Selanjutnya, menurut paparan Syaiful, di hari ketiga acara petik laut ini juga diisi dengan kegiatan seni tradisional seperti daul dan ludruk. Hal ini sebagai acara penghibur, terlebih mayoritas masyarakat Mandangin memang menyenangi seni tradisional tersebut.

”Di hari keempat, petik laut Mandangin diisi dengan acara istighosah bersama seluruh masyarakat desa. Tujuannya agar masyarakat Mandangi mendapatkan Rahmat dan ampunan dari Yang Maha Kuasa,” harap Syaiful.

***
Seperti halnya tradisi lain di bumi garam ini, asal-mula diadakannya petik laut di Desa Mandangin juga memiliki cerita tersendiri. Menurut Syaiful berdasar cerita kakeknya, Kalebun Isnin, dulu Desa Mandangin pernah mengalami masa paceklik. Hasil tangkapan nelayan dan masa panen petani kurang memuaskan. Sehingga masyarakat pada waktu itu menggagas untuk melakukan selamatan, karena dikira desanya sedang diberi cobaan oleh Sang Maha Kuasa.

”Namun yang terpenting, banyak hal yang bisa didapat dari kegiatan petik laut ini. Selain acara selamatan desa dan rasa syukur para nelayan, juga bisa menjadi ajang silaturahim antar warga masyarakat yang ada di Desa Mandangin. Makanya acara ini juga sering disebut dengan Pesta Mandangin,” kata Syaiful, sambil tersenyum.
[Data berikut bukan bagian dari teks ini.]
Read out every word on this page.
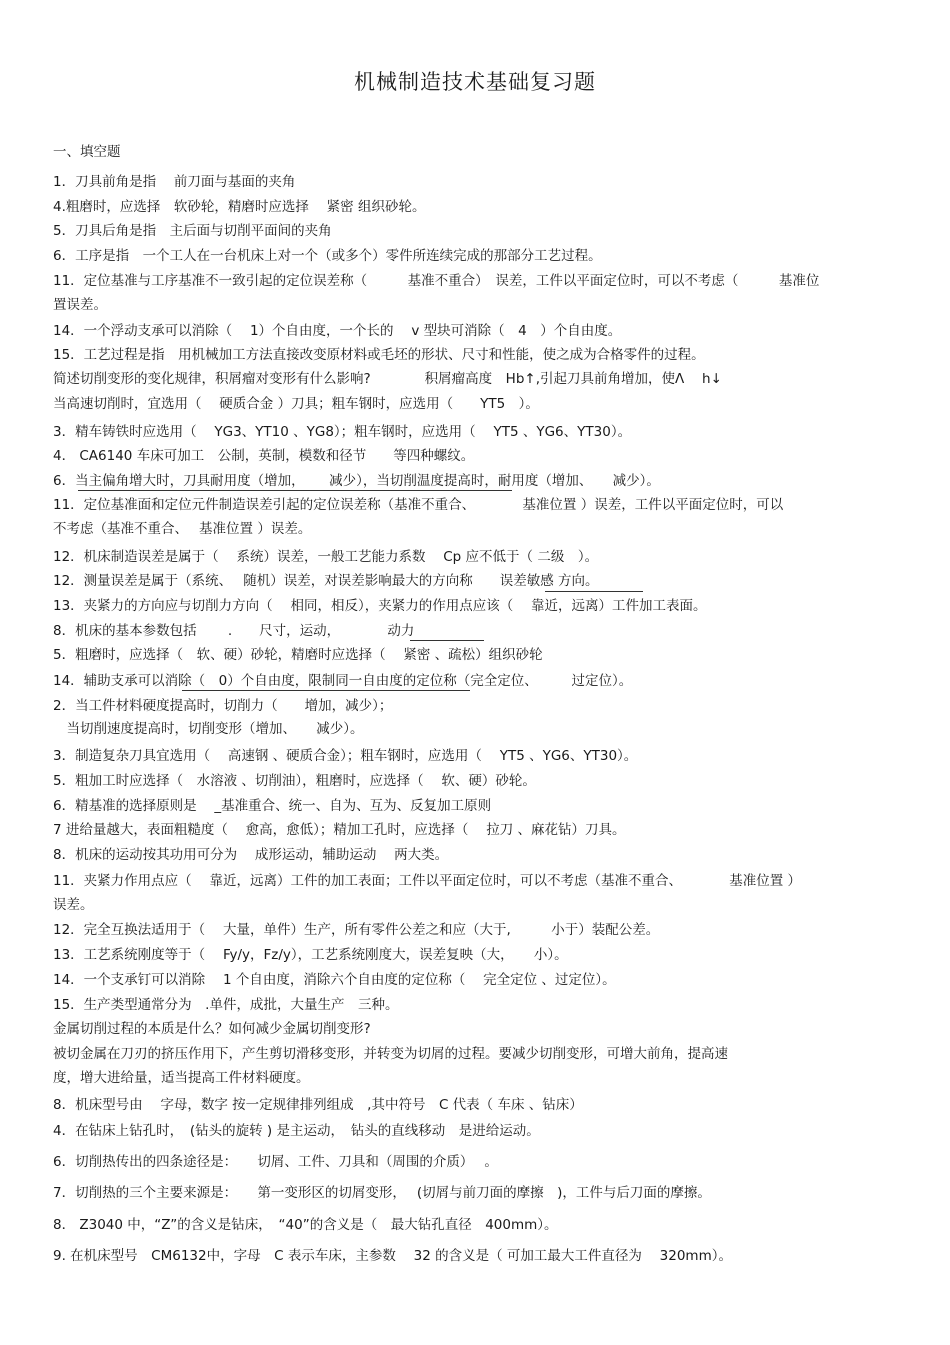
机械制造技术基础复习题
一、填空题
1．刀具前角是指　 前刀面与基面的夹角
4.粗磨时，应选择　软砂轮，精磨时应选择　 紧密 组织砂轮。
5．刀具后角是指　主后面与切削平面间的夹角
6．工序是指　一个工人在一台机床上对一个（或多个）零件所连续完成的那部分工艺过程。
11．定位基准与工序基准不一致引起的定位误差称（　　　基准不重合）　误差，工件以平面定位时，可以不考虑（　　　基准位
置误差。
14．一个浮动支承可以消除（　 1）个自由度，一个长的　 v 型块可消除（　4　）个自由度。
15．工艺过程是指　用机械加工方法直接改变原材料或毛坯的形状、尺寸和性能，使之成为合格零件的过程。
简述切削变形的变化规律，积屑瘤对变形有什么影响?　　　　积屑瘤高度　Hb↑,引起刀具前角增加，使Λ　 h↓
当高速切削时，宜选用（　 硬质合金 ）刀具；粗车钢时，应选用（　　YT5　）。
3．精车铸铁时应选用（　 YG3、YT10 、YG8）；粗车钢时，应选用（　 YT5 、YG6、YT30）。
4． CA6140 车床可加工　公制，英制，模数和径节　　等四种螺纹。
6．当主偏角增大时，刀具耐用度（增加，　　 减少），当切削温度提高时，耐用度（增加、　　减少）。
11．定位基准面和定位元件制造误差引起的定位误差称（基准不重合、　　　　基准位置 ）误差，工件以平面定位时，可以
不考虑（基准不重合、　 基准位置 ）误差。
12．机床制造误差是属于（　 系统）误差，一般工艺能力系数　 Cp 应不低于（ 二级　）。
12．测量误差是属于（系统、　 随机）误差，对误差影响最大的方向称　　误差敏感 方向。
13．夹紧力的方向应与切削力方向（　 相同，相反），夹紧力的作用点应该（　 靠近，远离）工件加工表面。
8．机床的基本参数包括　　 .　　尺寸，运动，　　　　动力
5．粗磨时，应选择（　软、硬）砂轮，精磨时应选择（　 紧密 、疏松）组织砂轮
14．辅助支承可以消除（　0）个自由度，限制同一自由度的定位称（完全定位、　　　过定位）。
2．当工件材料硬度提高时，切削力（　　增加，减少）；
　当切削速度提高时，切削变形（增加、　　减少）。
3．制造复杂刀具宜选用（　 高速钢 、硬质合金）；粗车钢时，应选用（　 YT5 、YG6、YT30）。
5．粗加工时应选择（　水溶液 、切削油），粗磨时，应选择（　 软、硬）砂轮。
6．精基准的选择原则是　 _基准重合、统一、自为、互为、反复加工原则
7 进给量越大，表面粗糙度（　 愈高，愈低）；精加工孔时，应选择（　 拉刀 、麻花钻）刀具。
8．机床的运动按其功用可分为　 成形运动，辅助运动　 两大类。
11．夹紧力作用点应（　 靠近，远离）工件的加工表面；工件以平面定位时，可以不考虑（基准不重合、　　　　基准位置 ）
误差。
12．完全互换法适用于（　 大量，单件）生产，所有零件公差之和应（大于,　　　小于）装配公差。
13．工艺系统刚度等于（　 Fy/y，Fz/y），工艺系统刚度大，误差复映（大，　　小）。
14．一个支承钉可以消除　 1 个自由度，消除六个自由度的定位称（　 完全定位 、过定位）。
15．生产类型通常分为　.单件，成批，大量生产　三种。
金属切削过程的本质是什么？如何减少金属切削变形?
被切金属在刀刃的挤压作用下，产生剪切滑移变形，并转变为切屑的过程。要减少切削变形，可增大前角，提高速
度，增大进给量，适当提高工件材料硬度。
8．机床型号由　 字母，数字 按一定规律排列组成　,其中符号　C 代表（ 车床 、钻床）
4．在钻床上钻孔时，　(钻头的旋转 ) 是主运动，　钻头的直线移动　是进给运动。
6．切削热传出的四条途径是：　　切屑、工件、刀具和（周围的介质）　 。
7．切削热的三个主要来源是：　　第一变形区的切屑变形，　 (切屑与前刀面的摩擦　)，工件与后刀面的摩擦。
8． Z3040 中，“Z”的含义是钻床，　“40”的含义是（　最大钻孔直径　400mm）。
9. 在机床型号　CM6132中，字母　C 表示车床，主参数　 32 的含义是（ 可加工最大工件直径为　 320mm）。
Terpisah, Nanang, salah satu warga Mandangin yang ditemui Mata Madura saat acara petik laut tersebut mengatakan, bahwa di antara sekian banyak hal positif dari kegiatan itu, yang tak kalah penting lagi ialah nilai wisata. Nilai wisata itu ia harapkan bisa memberikan kontribusi pada kemajuan budaya daerah. ”Karena ini merupakan kearifan lokal atau kekayaan budaya lokal yang harus dilestarikan,” katanya.

Foto bersama usai petik laut
Foto bersama usai petik laut

Harapan Nanang seakan senada dengan yang diungkap Sang Kades, Syaiful. Syaiful menceritakan bahwasanya Wakil Bupati Sampang, Fadhilah Budiono yang hadir di acara petik laut pada tanggal 8 Januari 2017 kemarin itu, juga berharap hal yang sama. Yakni agar acara petik laut ini harus terus dilaksanakan. ”Selamatan desa di Mandangin ini harus diadakan setiap tahun,” kata Fadhilah, seperti yang ditirukan Syaiful.

Meski begitu, Syaiful mengatakan bahwa hal itu justru hanya akan menjadi wacana belaka jika tidak ada dukungan dari semua pihak. Karena acara semacam itu disebutnya memerlukan dana yang tidak sedikit. ”Perlu perencanaan anggaran yang bijak, sehingga penggunaan dana yang ada bisa difungsikan secara seimbang,” ujarnya.

Oleh karena itu, sebagai Kepala Desa Mandangin, Syaiful mengaku ingin merangkul segenap lapisan masyarakat di Desa Mandangin ini khususnya para nelayan dan tokoh masyarakat. ”Ya, agar bersama-sama bermusyawarah mengenai acara-acara yang akan diselenggarakan, terutama petik laut ini. Bagaimana ke depan bisa terus lestari,” tutupnya.